Rep. Napolitano: GOP Water Bill Would Fail to Help Economy
(Washington, DC) Today, Rep. Grace F. Napolitano called on House Republicans to abandon H.R. 1837, the San Joaquin Water Reliability Act. H.R. 1837 has sustained a barrage of criticism in recent weeks from editorial boards and concerned citizens across California as a “big gulp” effort to usurp state water laws, roll back environmental protections, and alter water delivery to favor certain agricultural users.
While H.R. 1837 was originally created to boost employment in the San Joaquin Valley, Napolitano cited a recent study from the Pacific Institute verifying that it was not environmental pumping restrictions but the national housing bust and recession which were the cause of the Central Valley’s economic downturn in recent years.
“We no longer have any reason to continue consideration of this misguided and destructive piece of legislation,” Napolitano said. “It overrides our water rights, disrupts our negotiations to improve water supply, damages our environment, and kills our fishing industry. Now we learn again that the economic reasoning behind this bill has been completely false from the beginning. We must abandon this dangerous overreach and help the people of California work out their own water solutions. The next round of water wars triggered by this bill will mean a lot of work for lawyers, but not much for anybody else.”
The study showed California agriculture posted record revenues in the drought years of 2007, 2008, and 2009, even with current pumping restrictions in place. In the same years, thousands of jobs were lost in construction and other sectors affected by the economic downturn.
H.R. 1837 overrides state water and environmental regulations to deliver water to farmers on the west side of the San Joaquin Valley, threatening California’s fragile ecosystem and pushing the costs of environmental protection onto other senior water rights holders.
Pacific Institute Report: Impacts of the California Drought from 2007 to 2009: Surprising Outcomes for California’s Agriculture, Energy, and Environment
Farm Jobs Lost? Blame Environmentalists! (Or Not) - New York Times
How State's Farmers Weathered Drought - San Francisco Chronicle
Study Devalues California Drought Impact - Contra Costa Times
Drought Study Refutes Criticism of Environmental Measures - Bakersfield Californian
CaliforniaDrought Drove Up Energy Costs - Los Angeles Times
H.R. 1837, the San Joaquin Valley Water Reliability Act:
· If passed, the new bill would override state law and disrupt or make impossible a number of negotiations Californians are currently involved in to improve their water supply, including the Bay Delta Conservation Plan and the 2009 bipartisan water bill passed by the California legislature.
· The bill harms the environment by rolling back the water contributions that the Central Valley Project makes to the Sacramento-San Joaquin Delta to 1994 levels, ignoring environmental changes in the Delta that have taken place over the last 17 years.

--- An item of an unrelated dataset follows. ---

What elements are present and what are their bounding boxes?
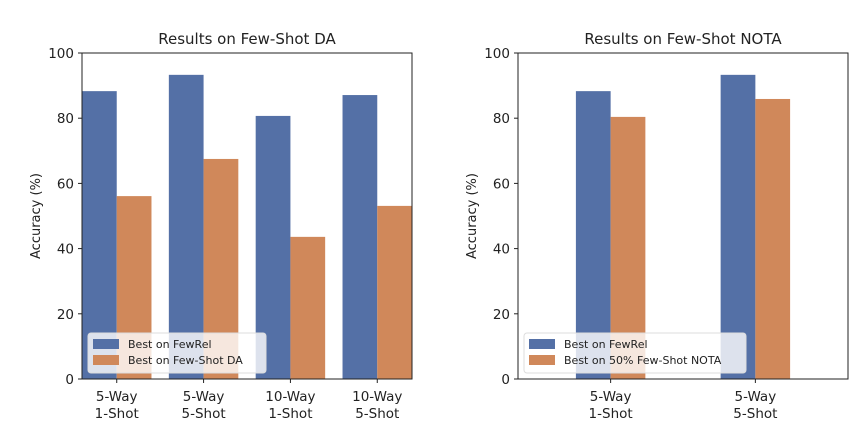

· The bill waives environmental impact studies for new water contracts in the Central Valley Project and extends current 25-year contracts without any environmental review for a minimum of 40 years. Because the contracts are exempted from contributing water for the health of the Delta, under current law other Californians will have no choice but to make up the difference when future droughts, climate changes, and environmental needs tighten the available water supply.
· The bill turns California’s water rights system upside-down, exempting these same agricultural interests from contributing water to help desperately weakened commercial fisheries and allowing them to use or sell water that would otherwise go to the fragile Delta. This favoritism upends California’s water rights system and reduces supply for other water users who continue to play by the rules.
· The purported aim of the bill is to help unemployment in the Central Valley, yet respected California economists Richard Howitt and Jeffrey Michael, now joined by the Pacific Institute, have debunked claims that pumping restrictions have had any major effects on the Central Valley’s economy. Unemployment in the Central Valley has instead been primarily caused by the housing bust and national recession.